Segundo relatos da mídia estrangeira, em 4 de março de 2026, a gigante global da mineração Rio Tinto está considerando seriamente a retomada da produção de alumínio eletrolítico em sua unidade de Te Wai Point, perto de Bluff, na Nova Zelândia – a unidade eletrolítica nº 4. O principal benefício desse plano de retomada é a recente alta contínua dos preços internacionais do alumínio, que melhorou significativamente a viabilidade econômica do projeto.
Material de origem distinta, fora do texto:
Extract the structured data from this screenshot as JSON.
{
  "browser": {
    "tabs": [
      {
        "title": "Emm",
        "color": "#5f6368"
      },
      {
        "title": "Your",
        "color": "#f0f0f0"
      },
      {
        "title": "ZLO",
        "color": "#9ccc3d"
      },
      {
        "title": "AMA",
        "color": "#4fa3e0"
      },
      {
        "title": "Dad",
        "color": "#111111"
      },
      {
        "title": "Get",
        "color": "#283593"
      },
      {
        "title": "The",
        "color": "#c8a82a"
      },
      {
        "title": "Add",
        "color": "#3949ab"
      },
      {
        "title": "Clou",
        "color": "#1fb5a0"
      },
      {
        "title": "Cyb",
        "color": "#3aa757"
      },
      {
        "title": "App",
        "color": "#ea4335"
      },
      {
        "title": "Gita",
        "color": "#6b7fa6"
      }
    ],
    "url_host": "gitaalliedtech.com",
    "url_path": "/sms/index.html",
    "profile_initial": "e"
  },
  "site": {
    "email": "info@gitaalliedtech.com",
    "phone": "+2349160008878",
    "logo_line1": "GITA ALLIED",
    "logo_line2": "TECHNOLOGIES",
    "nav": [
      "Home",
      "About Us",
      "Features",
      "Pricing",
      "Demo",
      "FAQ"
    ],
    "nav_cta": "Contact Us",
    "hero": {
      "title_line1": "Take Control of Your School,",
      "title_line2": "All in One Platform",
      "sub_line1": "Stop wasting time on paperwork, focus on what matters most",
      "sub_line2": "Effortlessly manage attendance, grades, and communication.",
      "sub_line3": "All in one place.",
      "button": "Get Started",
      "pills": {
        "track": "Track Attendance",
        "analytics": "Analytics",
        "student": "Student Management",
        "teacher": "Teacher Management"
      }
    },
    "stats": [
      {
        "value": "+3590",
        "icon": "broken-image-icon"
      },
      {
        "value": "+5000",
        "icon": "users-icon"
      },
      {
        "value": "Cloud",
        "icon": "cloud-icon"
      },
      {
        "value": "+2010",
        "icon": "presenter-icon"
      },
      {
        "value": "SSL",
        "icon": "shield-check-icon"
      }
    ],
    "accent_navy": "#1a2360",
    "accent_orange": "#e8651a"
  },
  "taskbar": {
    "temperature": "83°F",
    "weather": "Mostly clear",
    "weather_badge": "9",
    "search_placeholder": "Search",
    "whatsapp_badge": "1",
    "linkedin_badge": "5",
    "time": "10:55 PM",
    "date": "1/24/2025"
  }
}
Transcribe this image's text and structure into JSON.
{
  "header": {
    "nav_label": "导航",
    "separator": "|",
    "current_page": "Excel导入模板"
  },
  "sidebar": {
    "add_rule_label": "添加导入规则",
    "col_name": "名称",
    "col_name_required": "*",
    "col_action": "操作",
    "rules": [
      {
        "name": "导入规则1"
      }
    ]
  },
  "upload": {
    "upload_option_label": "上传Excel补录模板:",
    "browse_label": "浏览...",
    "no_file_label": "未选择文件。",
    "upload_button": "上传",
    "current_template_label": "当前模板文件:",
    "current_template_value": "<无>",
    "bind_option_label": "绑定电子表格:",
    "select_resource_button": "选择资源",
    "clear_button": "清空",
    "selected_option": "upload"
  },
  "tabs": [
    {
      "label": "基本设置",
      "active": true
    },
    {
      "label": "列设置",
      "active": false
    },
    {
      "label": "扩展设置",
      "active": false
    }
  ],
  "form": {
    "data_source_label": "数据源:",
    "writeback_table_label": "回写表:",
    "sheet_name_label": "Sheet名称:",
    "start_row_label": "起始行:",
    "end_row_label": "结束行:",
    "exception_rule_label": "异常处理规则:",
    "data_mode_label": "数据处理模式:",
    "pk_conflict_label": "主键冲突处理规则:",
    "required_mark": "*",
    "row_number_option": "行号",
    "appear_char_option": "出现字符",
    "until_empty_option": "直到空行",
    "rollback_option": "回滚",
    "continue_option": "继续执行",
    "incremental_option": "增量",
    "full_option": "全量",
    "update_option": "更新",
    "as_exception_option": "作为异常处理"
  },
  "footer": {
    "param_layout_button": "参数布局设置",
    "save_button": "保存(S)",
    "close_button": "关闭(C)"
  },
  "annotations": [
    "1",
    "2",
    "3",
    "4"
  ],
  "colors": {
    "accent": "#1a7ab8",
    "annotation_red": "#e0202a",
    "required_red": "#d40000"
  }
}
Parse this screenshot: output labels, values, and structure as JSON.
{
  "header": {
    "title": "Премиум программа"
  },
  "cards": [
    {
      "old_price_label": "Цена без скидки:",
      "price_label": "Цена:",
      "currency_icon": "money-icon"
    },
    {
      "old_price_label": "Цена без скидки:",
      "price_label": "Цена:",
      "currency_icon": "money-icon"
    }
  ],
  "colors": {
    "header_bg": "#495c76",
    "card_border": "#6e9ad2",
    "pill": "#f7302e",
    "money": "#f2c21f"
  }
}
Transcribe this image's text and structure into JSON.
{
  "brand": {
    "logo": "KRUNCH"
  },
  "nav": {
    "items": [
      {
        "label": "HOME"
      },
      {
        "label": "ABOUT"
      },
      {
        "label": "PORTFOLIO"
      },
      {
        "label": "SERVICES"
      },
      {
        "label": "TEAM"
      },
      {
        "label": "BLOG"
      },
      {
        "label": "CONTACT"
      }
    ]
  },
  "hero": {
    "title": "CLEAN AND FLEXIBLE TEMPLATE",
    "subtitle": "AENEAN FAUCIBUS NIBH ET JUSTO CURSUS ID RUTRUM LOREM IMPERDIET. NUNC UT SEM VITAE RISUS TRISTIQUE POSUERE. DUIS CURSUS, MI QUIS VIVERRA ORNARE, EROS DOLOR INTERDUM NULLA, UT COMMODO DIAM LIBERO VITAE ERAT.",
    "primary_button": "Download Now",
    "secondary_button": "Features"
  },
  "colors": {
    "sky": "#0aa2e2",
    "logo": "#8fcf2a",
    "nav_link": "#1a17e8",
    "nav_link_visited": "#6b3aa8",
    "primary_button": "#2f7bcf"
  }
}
Relata-se que os preços internacionais do alumínio têm apresentado um forte desempenho recentemente, ultrapassando com sucesso a marca de US$ 3.000 por tonelada e atualmente oscilando perto da máxima histórica de US$ 3.148, representando um aumento de 24% desde o final de março deste ano. Por trás dessa alta nos preços estão fatores como o esperado aumento da diferença entre oferta e demanda global de alumínio eletrolítico e a redução da oferta devido à paralisação de algumas fábricas.fábricas de alumínioO que impulsionou ainda mais a valorização dos preços do alumínio e tornou viável a retomada da capacidade de produção anteriormente ociosa devido a problemas de custo. Vale ressaltar que o preço do alumínio na Bolsa de Metais de Londres atingiu o pico de US$ 3.254 por tonelada durante as negociações de 4 de março, com um aumento intradiário de mais de 3,8%, estabelecendo um novo recorde recente. A atenção do mercado para a tendência subsequente dos preços do alumínio continua a crescer.
Informações públicas mostram que a série de eletrólise nº 4 da fundição de alumínio de Te Wai Point foi obrigada a suspender a produção no início da pandemia de COVID-19 em 2020 e permanece inativa desde então. Como uma importante base de produção de alumínio da Rio Tinto na Nova Zelândia, a fundição depende fortemente do fornecimento de energia, e os custos de energia também são um fator crucial que afeta a retomada de sua capacidade. Já em 2024, a Rio Tinto havia iniciado os preparativos preliminares e começado a solicitar propostas de cooperação de fornecedores de energia interessados em apoiar seu plano de retomada, preparando o terreno para o reinício da produção. Anteriormente, a fundição havia firmado acordos de cooperação de longo prazo com diversos fornecedores de energia, garantindo condições básicas para a produção e operação.
Em relação ao progresso específico da retomada da capacidade produtiva, um porta-voz da Rio Tinto afirmou categoricamente que a decisão final ainda não foi tomada, mas as negociações com potenciais fornecedores de energia estão avançando de forma constante e os trabalhos preparatórios pertinentes estão sendo realizados de maneira ordenada. Especialistas do setor analisam que, se a série de eletrólise nº 4 for reiniciada com sucesso, isso aliviará a escassez global de alumínio eletrolítico e, ao mesmo tempo, ajudará a Rio Tinto a aproveitar as oportunidades do mercado atual, com os altos preços do alumínio, aumentando a lucratividade da empresa.
Do ponto de vista do ambiente geral do mercado, o mercado global de alumínio tem apresentado uma forte tendência de alta desde o início de 2026. O preço do alumínio na LME (Bolsa de Metais de Londres) para entrega em três meses atingiu um pico de US$ 3.295,5 por tonelada, marcando o nível mais alto desde abril de 2022. A alta nos preços do alumínio é atribuída aos efeitos combinados de múltiplos fatores, incluindo a reavaliação da escassez de recursos, a reestruturação dos custos de energia e os prêmios de risco geopolítico. Um relatório de pesquisa do Goldman Sachs prevê que o preço médio do alumínio na LME no primeiro semestre de 2026 será em torno de US$ 3.150 por tonelada. Caso as interrupções no fornecimento persistam, os preços do alumínio podem subir para até US$ 3.600 por tonelada em etapas, o que proporcionaria um ambiente de mercado favorável para a Rio Tinto reiniciar sua capacidade de produção ociosa.